Naritasan Temple is hard to miss.
It’s almost intuitive to follow the road, turn by turn until your feet magically find themselves at the bottom of the stone staircase leading up to the pagoda. The sky was blushing every shade of peach and cream, violet and amber as I quietly climbed the steps. At the end of the day, I had the entire complex to myself, except for a few caretakers wandering about, lighting incense, sweeping stone walk ways and bowing respectfully. I carefully deposited seven pinches of powdered green incense into the big brass sensor set in the middle of the courtyard; one for each of the people I remember in such places. I sat quietly as darkness pulled her velvet mantle over the hilltop and soaked in the sounds of reverent silence: frogs croaking, water gurgling, the shuffle of shoes on the stones and the movement of the leaves in the lightest of breezes. I like to be alone in perfect places.
The incense lingered on my fingers and in my hair, following me like a ghost back up Omotesando and into the ramen shop where I had my dinner.
There was no English menu, always a good sign, and so I was at the mercy of the cook.
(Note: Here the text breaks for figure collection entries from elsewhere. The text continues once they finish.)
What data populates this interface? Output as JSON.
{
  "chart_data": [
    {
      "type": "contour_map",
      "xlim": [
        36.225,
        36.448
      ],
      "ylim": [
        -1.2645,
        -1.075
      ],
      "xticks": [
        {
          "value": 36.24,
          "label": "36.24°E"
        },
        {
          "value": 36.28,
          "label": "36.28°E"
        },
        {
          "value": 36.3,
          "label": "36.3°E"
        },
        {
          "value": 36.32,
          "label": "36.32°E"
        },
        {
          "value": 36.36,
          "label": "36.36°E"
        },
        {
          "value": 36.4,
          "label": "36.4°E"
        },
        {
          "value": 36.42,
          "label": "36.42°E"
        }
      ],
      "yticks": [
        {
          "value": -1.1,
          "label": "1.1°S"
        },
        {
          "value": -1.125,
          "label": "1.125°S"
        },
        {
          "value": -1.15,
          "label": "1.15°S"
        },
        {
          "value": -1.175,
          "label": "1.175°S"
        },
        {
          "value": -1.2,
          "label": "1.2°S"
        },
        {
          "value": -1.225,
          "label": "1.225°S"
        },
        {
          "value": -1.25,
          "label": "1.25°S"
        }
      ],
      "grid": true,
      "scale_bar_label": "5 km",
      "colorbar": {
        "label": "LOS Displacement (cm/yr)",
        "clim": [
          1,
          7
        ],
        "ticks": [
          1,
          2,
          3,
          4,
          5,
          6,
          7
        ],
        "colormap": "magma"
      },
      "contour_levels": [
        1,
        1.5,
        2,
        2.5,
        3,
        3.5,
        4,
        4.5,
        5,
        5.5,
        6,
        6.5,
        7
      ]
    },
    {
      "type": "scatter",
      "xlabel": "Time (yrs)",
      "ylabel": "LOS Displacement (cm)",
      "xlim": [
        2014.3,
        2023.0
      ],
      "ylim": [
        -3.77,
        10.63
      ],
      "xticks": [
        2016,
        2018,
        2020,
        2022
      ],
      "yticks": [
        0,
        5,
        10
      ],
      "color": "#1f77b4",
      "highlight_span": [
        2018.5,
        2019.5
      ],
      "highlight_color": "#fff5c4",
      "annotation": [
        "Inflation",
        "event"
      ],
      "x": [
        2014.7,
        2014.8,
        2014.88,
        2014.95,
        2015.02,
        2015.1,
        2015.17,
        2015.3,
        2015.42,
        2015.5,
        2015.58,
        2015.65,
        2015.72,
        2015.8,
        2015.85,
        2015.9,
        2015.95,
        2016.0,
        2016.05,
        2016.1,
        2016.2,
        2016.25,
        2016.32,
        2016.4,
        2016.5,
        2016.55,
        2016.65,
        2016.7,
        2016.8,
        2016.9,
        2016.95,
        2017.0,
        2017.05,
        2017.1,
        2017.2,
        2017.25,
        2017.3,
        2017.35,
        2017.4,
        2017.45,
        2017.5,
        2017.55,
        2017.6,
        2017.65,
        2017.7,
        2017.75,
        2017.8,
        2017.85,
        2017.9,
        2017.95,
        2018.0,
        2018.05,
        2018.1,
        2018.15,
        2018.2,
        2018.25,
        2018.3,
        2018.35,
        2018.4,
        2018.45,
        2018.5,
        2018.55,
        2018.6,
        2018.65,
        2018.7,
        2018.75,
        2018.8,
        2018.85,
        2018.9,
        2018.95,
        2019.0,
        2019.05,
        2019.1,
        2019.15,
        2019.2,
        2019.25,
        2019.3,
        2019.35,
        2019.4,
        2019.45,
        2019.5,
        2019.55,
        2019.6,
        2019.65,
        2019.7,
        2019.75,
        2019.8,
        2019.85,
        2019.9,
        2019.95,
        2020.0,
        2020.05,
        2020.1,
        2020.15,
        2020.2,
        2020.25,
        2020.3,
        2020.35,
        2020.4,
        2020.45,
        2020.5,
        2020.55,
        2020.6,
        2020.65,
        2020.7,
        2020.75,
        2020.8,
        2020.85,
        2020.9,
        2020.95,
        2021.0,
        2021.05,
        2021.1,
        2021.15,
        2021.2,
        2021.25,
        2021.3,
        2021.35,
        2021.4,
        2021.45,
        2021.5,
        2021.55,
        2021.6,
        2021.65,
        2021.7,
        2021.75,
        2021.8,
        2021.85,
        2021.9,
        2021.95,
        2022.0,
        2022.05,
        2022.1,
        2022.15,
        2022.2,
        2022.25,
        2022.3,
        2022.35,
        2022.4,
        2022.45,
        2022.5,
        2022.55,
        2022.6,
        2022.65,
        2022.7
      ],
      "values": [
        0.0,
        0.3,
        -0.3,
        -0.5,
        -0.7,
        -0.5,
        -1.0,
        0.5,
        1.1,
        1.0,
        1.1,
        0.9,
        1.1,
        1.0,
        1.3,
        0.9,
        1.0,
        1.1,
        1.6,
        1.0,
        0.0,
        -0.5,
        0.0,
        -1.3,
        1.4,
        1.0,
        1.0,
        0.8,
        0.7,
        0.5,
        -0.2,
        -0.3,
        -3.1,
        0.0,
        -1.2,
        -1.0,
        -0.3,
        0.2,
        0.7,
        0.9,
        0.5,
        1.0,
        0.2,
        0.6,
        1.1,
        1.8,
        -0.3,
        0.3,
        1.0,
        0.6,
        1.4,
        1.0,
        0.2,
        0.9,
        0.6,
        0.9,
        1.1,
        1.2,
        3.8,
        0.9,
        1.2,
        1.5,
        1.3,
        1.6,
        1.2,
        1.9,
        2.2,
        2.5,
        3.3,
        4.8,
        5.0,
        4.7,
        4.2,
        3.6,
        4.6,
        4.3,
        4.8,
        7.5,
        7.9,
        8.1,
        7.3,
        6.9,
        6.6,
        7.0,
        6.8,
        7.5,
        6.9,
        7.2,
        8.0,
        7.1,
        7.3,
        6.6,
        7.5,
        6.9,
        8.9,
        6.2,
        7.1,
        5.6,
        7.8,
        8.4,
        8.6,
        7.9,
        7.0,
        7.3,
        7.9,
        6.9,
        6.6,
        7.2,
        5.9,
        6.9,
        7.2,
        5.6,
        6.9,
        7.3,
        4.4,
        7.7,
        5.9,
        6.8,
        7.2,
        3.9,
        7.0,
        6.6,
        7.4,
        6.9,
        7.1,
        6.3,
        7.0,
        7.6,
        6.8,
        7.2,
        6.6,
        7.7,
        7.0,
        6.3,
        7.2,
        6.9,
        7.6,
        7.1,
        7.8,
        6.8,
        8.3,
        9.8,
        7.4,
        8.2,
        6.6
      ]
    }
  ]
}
The result: a big bowl of ramen with seaweed, some sort of fish and onion sprinkled on top, five crispy meat dumplings and a bowl of sticky rice.
There isn’t another soul in the shop.
The sounds of the street outside could be any city in the world, unseen through the frosted glass windows. I’m acutely aware that my time is drawing to a close. I need to walk for the train station and reenter the surreal world that is airport existence. In fourteen short hours I’ll be in Penang, no doubt monkey piled by my children and swept full speed into business as usual, but for right now, for this one moment, I’m savoring the solitude, the sound of the whisk coming from the kitchen, the odd synthesizer music being piped into the dining room, the smoky smell of meat kabobs burning from the stall at the end of the street, and the echo of a pagoda sunset on my first night in Japan.
How’s that for winning the layover lottery?